The largest lethal target on any animal is the heart and lungs. An arrow or bullet shot through an animals heart and/or lungs will quickly kill that animal. A bullet that also goes through the animals shoulder(s) may put him down quicker because he will loose the use of one or both front legs, but a bullet there will also ruin more edible meat.
Last year was the first year that I hunted with the new .300 Weatherby that I built. In January, some friends and I hunted in West Texas. One of tha animals that I shot was an Aoudad. My guide kept telling me how hard Aoudads were to kill, so when my ram turned broadside at about 100 yds, I put the 168 gr TSX bullet through both of his shoulders. He ran about 30 yds using only his back legs. Then in November I was doing a DIY elk hunt near my home in Montana. Again I was hunting with my new .300 Wby and my 168 gr TSX handloads. When the 5 pt bull that I was stalking stepped broadside into the open about 100 yds from me, I put the bullet into the crease behind his shoulder, about 1/3 up into his body. At the shot, he reared up on his back legs, turned around, took two steps and fell dead. Shoulder shots do not always mean the animal will fall quicker.
I generally prefer to aim at the crease behind the shoulder, about 1/3 up into the animals body. Broadside shots are obviously the best, but if the only shot I have the animal is quartering away, I'll aim for the far shoulder. If the animal is quartering to me, I'll aim just inside his near shoulder.
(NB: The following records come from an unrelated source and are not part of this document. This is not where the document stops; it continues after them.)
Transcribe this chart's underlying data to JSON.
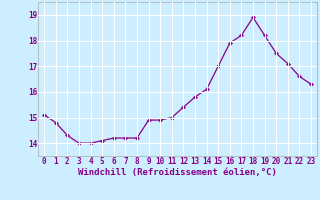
{
  "x": [
    0,
    1,
    2,
    3,
    4,
    5,
    6,
    7,
    8,
    9,
    10,
    11,
    12,
    13,
    14,
    15,
    16,
    17,
    18,
    19,
    20,
    21,
    22,
    23
  ],
  "y": [
    15.1,
    14.8,
    14.3,
    14.0,
    14.0,
    14.1,
    14.2,
    14.2,
    14.2,
    14.9,
    14.9,
    15.0,
    15.4,
    15.8,
    16.1,
    17.0,
    17.9,
    18.2,
    18.9,
    18.2,
    17.5,
    17.1,
    16.6,
    16.3
  ],
  "line_color": "#880088",
  "marker": "D",
  "marker_size": 2.0,
  "line_width": 0.9,
  "bg_color": "#cceeff",
  "grid_color": "#ffffff",
  "tick_color": "#880088",
  "label_color": "#880088",
  "xlabel": "Windchill (Refroidissement éolien,°C)",
  "ylim": [
    13.5,
    19.5
  ],
  "yticks": [
    14,
    15,
    16,
    17,
    18,
    19
  ],
  "xlim": [
    -0.5,
    23.5
  ],
  "xticks": [
    0,
    1,
    2,
    3,
    4,
    5,
    6,
    7,
    8,
    9,
    10,
    11,
    12,
    13,
    14,
    15,
    16,
    17,
    18,
    19,
    20,
    21,
    22,
    23
  ],
  "font_size": 5.5,
  "xlabel_fontsize": 6.5
}
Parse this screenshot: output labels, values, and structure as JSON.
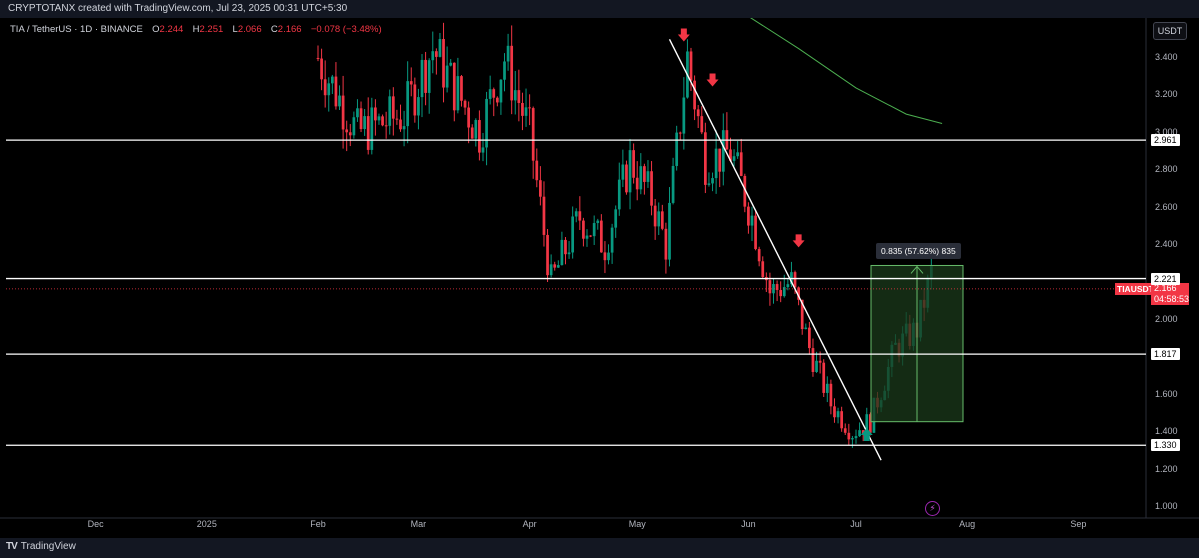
{
  "header": {
    "attribution": "CRYPTOTANX created with TradingView.com, Jul 23, 2025 00:31 UTC+5:30"
  },
  "legend": {
    "symbol": "TIA / TetherUS · 1D · BINANCE",
    "o_label": "O",
    "o_value": "2.244",
    "h_label": "H",
    "h_value": "2.251",
    "l_label": "L",
    "l_value": "2.066",
    "c_label": "C",
    "c_value": "2.166",
    "change": "−0.078 (−3.48%)"
  },
  "currency_button": "USDT",
  "price_axis": [
    "3.400",
    "3.200",
    "3.000",
    "2.800",
    "2.600",
    "2.400",
    "2.000",
    "1.600",
    "1.400",
    "1.200",
    "1.000"
  ],
  "levels": [
    {
      "label": "2.961",
      "value": 2.961
    },
    {
      "label": "2.221",
      "value": 2.221
    },
    {
      "label": "1.817",
      "value": 1.817
    },
    {
      "label": "1.330",
      "value": 1.33
    }
  ],
  "last_price": {
    "ticker": "TIAUSDT",
    "price": "2.166",
    "countdown": "04:58:53",
    "value": 2.166
  },
  "measure": {
    "label": "0.835 (57.62%) 835",
    "from_price": 1.456,
    "to_price": 2.291
  },
  "time_axis": [
    "Dec",
    "2025",
    "Feb",
    "Mar",
    "Apr",
    "May",
    "Jun",
    "Jul",
    "Aug",
    "Sep"
  ],
  "footer": {
    "brand": "TradingView",
    "logo": "TV"
  },
  "colors": {
    "up": "#089981",
    "down": "#f23645",
    "level_line": "#ffffff",
    "ma_line": "#4caf50",
    "measure_fill": "#1b3a1b",
    "measure_line": "#66bb6a"
  },
  "chart_data": {
    "type": "candlestick",
    "symbol": "TIAUSDT",
    "timeframe": "1D",
    "ylim": [
      0.95,
      3.6
    ],
    "price_path": [
      {
        "date": "2025-02-01",
        "price": 3.4
      },
      {
        "date": "2025-02-12",
        "price": 3.0
      },
      {
        "date": "2025-02-25",
        "price": 3.1
      },
      {
        "date": "2025-03-05",
        "price": 3.45
      },
      {
        "date": "2025-03-18",
        "price": 3.0
      },
      {
        "date": "2025-03-25",
        "price": 3.4
      },
      {
        "date": "2025-04-01",
        "price": 3.0
      },
      {
        "date": "2025-04-07",
        "price": 2.2
      },
      {
        "date": "2025-04-15",
        "price": 2.55
      },
      {
        "date": "2025-04-22",
        "price": 2.4
      },
      {
        "date": "2025-04-29",
        "price": 2.85
      },
      {
        "date": "2025-05-05",
        "price": 2.65
      },
      {
        "date": "2025-05-09",
        "price": 2.4
      },
      {
        "date": "2025-05-15",
        "price": 3.4
      },
      {
        "date": "2025-05-20",
        "price": 2.85
      },
      {
        "date": "2025-05-27",
        "price": 2.9
      },
      {
        "date": "2025-06-02",
        "price": 2.55
      },
      {
        "date": "2025-06-07",
        "price": 2.15
      },
      {
        "date": "2025-06-13",
        "price": 2.2
      },
      {
        "date": "2025-06-18",
        "price": 1.85
      },
      {
        "date": "2025-06-24",
        "price": 1.55
      },
      {
        "date": "2025-06-30",
        "price": 1.4
      },
      {
        "date": "2025-07-05",
        "price": 1.46
      },
      {
        "date": "2025-07-12",
        "price": 1.85
      },
      {
        "date": "2025-07-18",
        "price": 1.95
      },
      {
        "date": "2025-07-22",
        "price": 2.25
      }
    ],
    "trendline": [
      {
        "date": "2025-05-10",
        "price": 3.5
      },
      {
        "date": "2025-07-08",
        "price": 1.25
      }
    ],
    "down_arrows": [
      {
        "date": "2025-05-14",
        "price": 3.52
      },
      {
        "date": "2025-05-22",
        "price": 3.28
      },
      {
        "date": "2025-06-15",
        "price": 2.42
      }
    ],
    "up_arrows": [
      {
        "date": "2025-07-04",
        "price": 1.39
      }
    ],
    "moving_average": [
      {
        "date": "2025-05-29",
        "price": 3.66
      },
      {
        "date": "2025-06-15",
        "price": 3.45
      },
      {
        "date": "2025-07-01",
        "price": 3.24
      },
      {
        "date": "2025-07-15",
        "price": 3.1
      },
      {
        "date": "2025-07-25",
        "price": 3.05
      }
    ]
  }
}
Head and neck shots can be instantly lethal only if the brain or vertebra is hit, but that target is much smaller than the heart/lung shot. Over the years, I have hunted with several friends who swore they hit an animal in the head or neck and the animal ran away and was lost. I even found a .35 caliber jacketed bullet lodged against a neck vertebra of a whitetail buck that I killed one year. The wound had completely healed and I didn't know the bullet was there until I boned out the buck's neck.